A quick workaround to reduce the impact (and maybe eliminate the problem altogether, if it's caused by some kind of ratelimiting mechanism on the nameserver side) would be to use more certificates with fewer names each, which was one of the first things we told you:

Also:

Nameservers have APIs and acme clients have hooks, you should automate that.

Did you run the test at https://dnsviz.net
Some of its messages are difficult to interpret. Let us know if you have questions on any Errors or Warnings

This EDNS test site can be helpful too but only once resolving any other issues: EDNS Compliance Tester
The output from this can be especially difficult to interpret.
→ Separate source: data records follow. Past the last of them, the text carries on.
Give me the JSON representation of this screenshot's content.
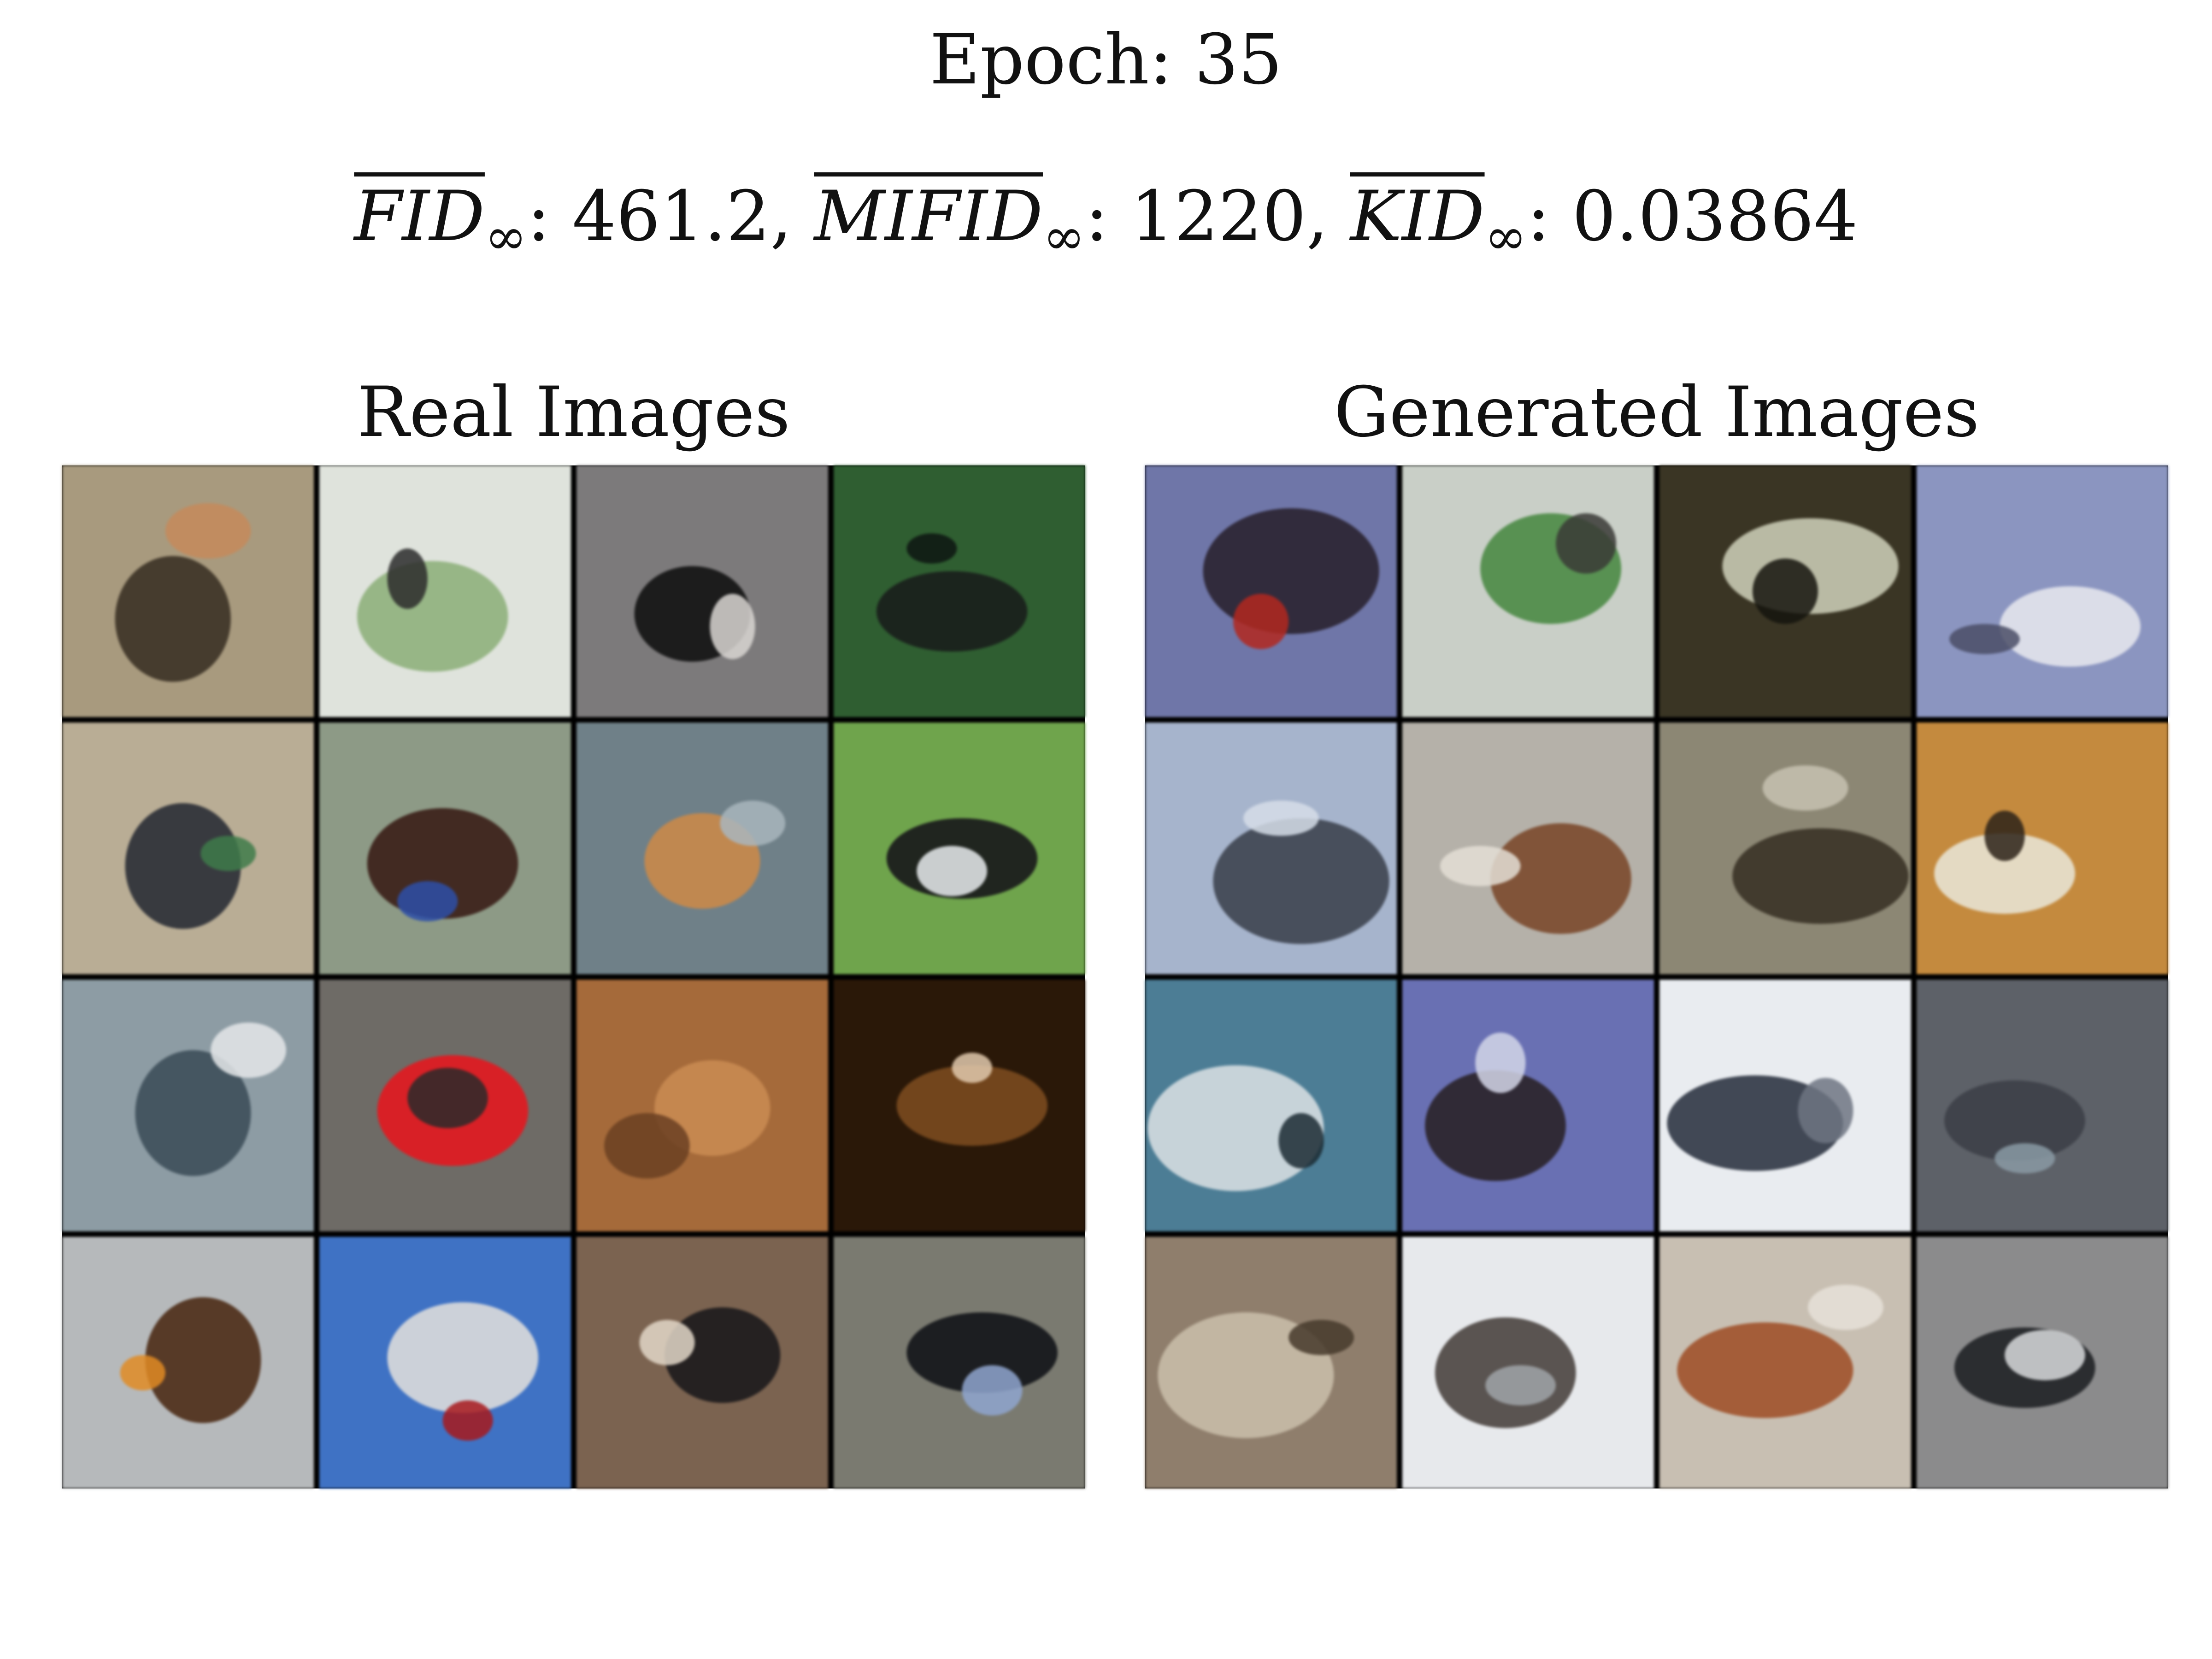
{
  "header": {
    "epoch_label": "Epoch: 35",
    "metrics": [
      {
        "name": "FID",
        "sub": "∞",
        "value": ": 461.2, "
      },
      {
        "name": "MIFID",
        "sub": "∞",
        "value": ": 1220, "
      },
      {
        "name": "KID",
        "sub": "∞",
        "value": ": 0.03864"
      }
    ]
  },
  "panels": {
    "real": {
      "title": "Real Images",
      "tiles": [
        {
          "bg": "#a89a7e",
          "fg": "#3b3226",
          "accent": "#c58a5a"
        },
        {
          "bg": "#dfe3dc",
          "fg": "#8fb07c",
          "accent": "#2b2b2b"
        },
        {
          "bg": "#7c7a7b",
          "fg": "#121212",
          "accent": "#d9d6d2"
        },
        {
          "bg": "#2f5e31",
          "fg": "#1a1e1c",
          "accent": "#0d1512"
        },
        {
          "bg": "#b9ad95",
          "fg": "#2a2d35",
          "accent": "#3e7b4a"
        },
        {
          "bg": "#8d9a86",
          "fg": "#3a1e17",
          "accent": "#2d4fa8"
        },
        {
          "bg": "#6f8088",
          "fg": "#c9884a",
          "accent": "#a9b6bd"
        },
        {
          "bg": "#6fa44c",
          "fg": "#17171b",
          "accent": "#e9ecee"
        },
        {
          "bg": "#8d9ca4",
          "fg": "#3d4f5a",
          "accent": "#e5e8ea"
        },
        {
          "bg": "#6e6b66",
          "fg": "#e3181f",
          "accent": "#2a2a2a"
        },
        {
          "bg": "#a56a3a",
          "fg": "#c98b52",
          "accent": "#6a3f22"
        },
        {
          "bg": "#2a1808",
          "fg": "#7a4a1f",
          "accent": "#e0c9ad"
        },
        {
          "bg": "#b6b9bb",
          "fg": "#4d2c17",
          "accent": "#e08b24"
        },
        {
          "bg": "#3f72c4",
          "fg": "#dcdcdc",
          "accent": "#a7191c"
        },
        {
          "bg": "#7b6350",
          "fg": "#1c1a1c",
          "accent": "#e3d7c8"
        },
        {
          "bg": "#7a7a70",
          "fg": "#121418",
          "accent": "#8fa6cf"
        }
      ]
    },
    "generated": {
      "title": "Generated Images",
      "tiles": [
        {
          "bg": "#6f76a8",
          "fg": "#2a2430",
          "accent": "#b3281e"
        },
        {
          "bg": "#c9cfc7",
          "fg": "#4b8a45",
          "accent": "#3a3a36"
        },
        {
          "bg": "#3a3524",
          "fg": "#c8c9b3",
          "accent": "#15140e"
        },
        {
          "bg": "#8b95c0",
          "fg": "#e3e4ec",
          "accent": "#4a4d66"
        },
        {
          "bg": "#a6b4cc",
          "fg": "#3e4450",
          "accent": "#d6dde8"
        },
        {
          "bg": "#b5b1a9",
          "fg": "#7b4a2c",
          "accent": "#e4dfd6"
        },
        {
          "bg": "#8c8774",
          "fg": "#3a3327",
          "accent": "#c7c2b2"
        },
        {
          "bg": "#c48a3e",
          "fg": "#e8e2d2",
          "accent": "#2d2219"
        },
        {
          "bg": "#4c7d95",
          "fg": "#d5dde0",
          "accent": "#1b2a33"
        },
        {
          "bg": "#6970b3",
          "fg": "#2a2228",
          "accent": "#d4d6e8"
        },
        {
          "bg": "#e9ecf0",
          "fg": "#2f3644",
          "accent": "#6f7583"
        },
        {
          "bg": "#5d6168",
          "fg": "#3d4048",
          "accent": "#8a9aa5"
        },
        {
          "bg": "#8f7e6c",
          "fg": "#c8bca9",
          "accent": "#473a2c"
        },
        {
          "bg": "#e7e9ec",
          "fg": "#4a4440",
          "accent": "#a0a4a8"
        },
        {
          "bg": "#c8bfb2",
          "fg": "#a0522b",
          "accent": "#e6e0d8"
        },
        {
          "bg": "#8b8b8c",
          "fg": "#202226",
          "accent": "#d8dadc"
        }
      ]
    }
  }
}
Other tools (like dnsviz) are better for the first round of debugging but this is sometimes helpful

Anyhoo, the main issue seems like you are using Manual DNS domain validation, whereby the client prompts you to update a TXT record and you do it manually, you should not do that because it's very error prone for humans to work with. [You'll need to fix the SERVFAIL stuff, but that's just part of having working DNS and might just be a restart needed]
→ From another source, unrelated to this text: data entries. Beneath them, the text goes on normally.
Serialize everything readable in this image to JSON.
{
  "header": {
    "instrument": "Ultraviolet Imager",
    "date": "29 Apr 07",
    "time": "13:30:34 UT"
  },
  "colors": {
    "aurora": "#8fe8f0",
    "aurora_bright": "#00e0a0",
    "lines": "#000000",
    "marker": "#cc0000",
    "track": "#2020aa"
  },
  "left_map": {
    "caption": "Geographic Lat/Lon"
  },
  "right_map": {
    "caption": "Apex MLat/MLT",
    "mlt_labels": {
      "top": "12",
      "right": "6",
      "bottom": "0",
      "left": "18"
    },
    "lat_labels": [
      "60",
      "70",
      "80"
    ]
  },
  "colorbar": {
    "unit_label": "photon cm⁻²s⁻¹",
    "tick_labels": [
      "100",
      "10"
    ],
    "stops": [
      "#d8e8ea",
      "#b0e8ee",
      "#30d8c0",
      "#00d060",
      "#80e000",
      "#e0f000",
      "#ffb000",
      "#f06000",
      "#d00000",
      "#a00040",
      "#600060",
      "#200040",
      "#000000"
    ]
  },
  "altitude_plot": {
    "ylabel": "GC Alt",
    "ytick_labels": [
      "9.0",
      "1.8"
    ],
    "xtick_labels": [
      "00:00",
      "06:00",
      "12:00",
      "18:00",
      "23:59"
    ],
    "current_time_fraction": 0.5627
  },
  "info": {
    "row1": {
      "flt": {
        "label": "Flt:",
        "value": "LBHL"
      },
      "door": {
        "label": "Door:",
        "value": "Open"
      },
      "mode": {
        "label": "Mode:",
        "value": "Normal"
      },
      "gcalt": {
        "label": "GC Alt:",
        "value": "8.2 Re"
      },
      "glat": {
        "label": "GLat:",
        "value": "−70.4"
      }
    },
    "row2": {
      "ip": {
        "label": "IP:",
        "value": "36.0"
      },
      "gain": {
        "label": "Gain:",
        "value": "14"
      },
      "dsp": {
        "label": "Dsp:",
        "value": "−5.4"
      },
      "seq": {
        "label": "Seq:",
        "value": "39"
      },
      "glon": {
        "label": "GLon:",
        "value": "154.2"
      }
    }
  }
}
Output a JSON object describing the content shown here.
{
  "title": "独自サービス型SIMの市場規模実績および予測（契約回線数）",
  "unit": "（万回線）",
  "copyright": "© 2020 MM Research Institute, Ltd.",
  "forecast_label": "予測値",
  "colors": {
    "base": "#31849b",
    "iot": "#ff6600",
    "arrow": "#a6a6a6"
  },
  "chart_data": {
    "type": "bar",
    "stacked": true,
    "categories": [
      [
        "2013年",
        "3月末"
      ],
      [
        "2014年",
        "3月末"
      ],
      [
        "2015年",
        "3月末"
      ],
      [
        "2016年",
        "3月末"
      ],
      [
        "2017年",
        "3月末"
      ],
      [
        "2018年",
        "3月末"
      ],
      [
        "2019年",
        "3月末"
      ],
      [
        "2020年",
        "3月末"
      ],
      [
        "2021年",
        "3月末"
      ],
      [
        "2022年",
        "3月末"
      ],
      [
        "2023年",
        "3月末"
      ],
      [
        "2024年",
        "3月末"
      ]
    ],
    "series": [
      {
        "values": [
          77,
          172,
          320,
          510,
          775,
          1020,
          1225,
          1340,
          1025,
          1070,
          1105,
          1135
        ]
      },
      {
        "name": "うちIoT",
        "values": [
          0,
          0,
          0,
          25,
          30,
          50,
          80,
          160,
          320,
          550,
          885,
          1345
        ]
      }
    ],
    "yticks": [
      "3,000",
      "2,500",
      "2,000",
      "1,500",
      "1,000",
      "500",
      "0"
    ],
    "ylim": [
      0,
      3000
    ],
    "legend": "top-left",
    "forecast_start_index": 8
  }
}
Instead you should use automated DNS updates via an API, e.g. rfc2136 (nsupdate) if you are hosting your own DNS - there are ACME client plugins to help do that and they make all the changes for you.

When getting a cert for apexdomain.com and *.apexdomain.com they will both need to update the same _acme-challenge record (that's just how it is in the ACME protocol), which either requires having 2 TXT record values or completing challenges one at a time.

Automated DNS validation typically takes about 15 seconds if done correctly.
Aside from the issues of using manual verification, it sounds like your nameserver(s) aren't updating correctly globally with the new challenge value.

Here is the pertinent section of my bind config.

// Options

match-clients { any; };
recursion no;
allow-recursion { none; };
notify yes;
    rate-limit { 
	slip 2;				// Every other response truncated
	window 15;			// Seconds to bucket
            responses-per-second 5;		// # of good responses per prefix-length/sec
	referrals-per-second 5;		// referral responses
	nodata-per-second 5;		// nodata responses
	nxdomains-per-second 5;		// nxdomain responses
	errors-per-second 5;		// error responses
	all-per-second 20;		// When we drop all
	log-only no;			// Debugging mode
	qps-scale 250;			// x / query rate * per-second
					// = new drop limit
	exempt-clients {127.0.0.1;};
	ipv4-prefix-length 24;		// Define the IPv4 block size
	ipv6-prefix-length 56;		// Define the IPv6 block size
	max-table-size 20000;		// 40 bytes * this number = max memory
	min-table-size 500;		// pre-allocate to speed startup
};

I verified that they were updated correctly using an external terminal to do an _acme-challenge TXT record pull.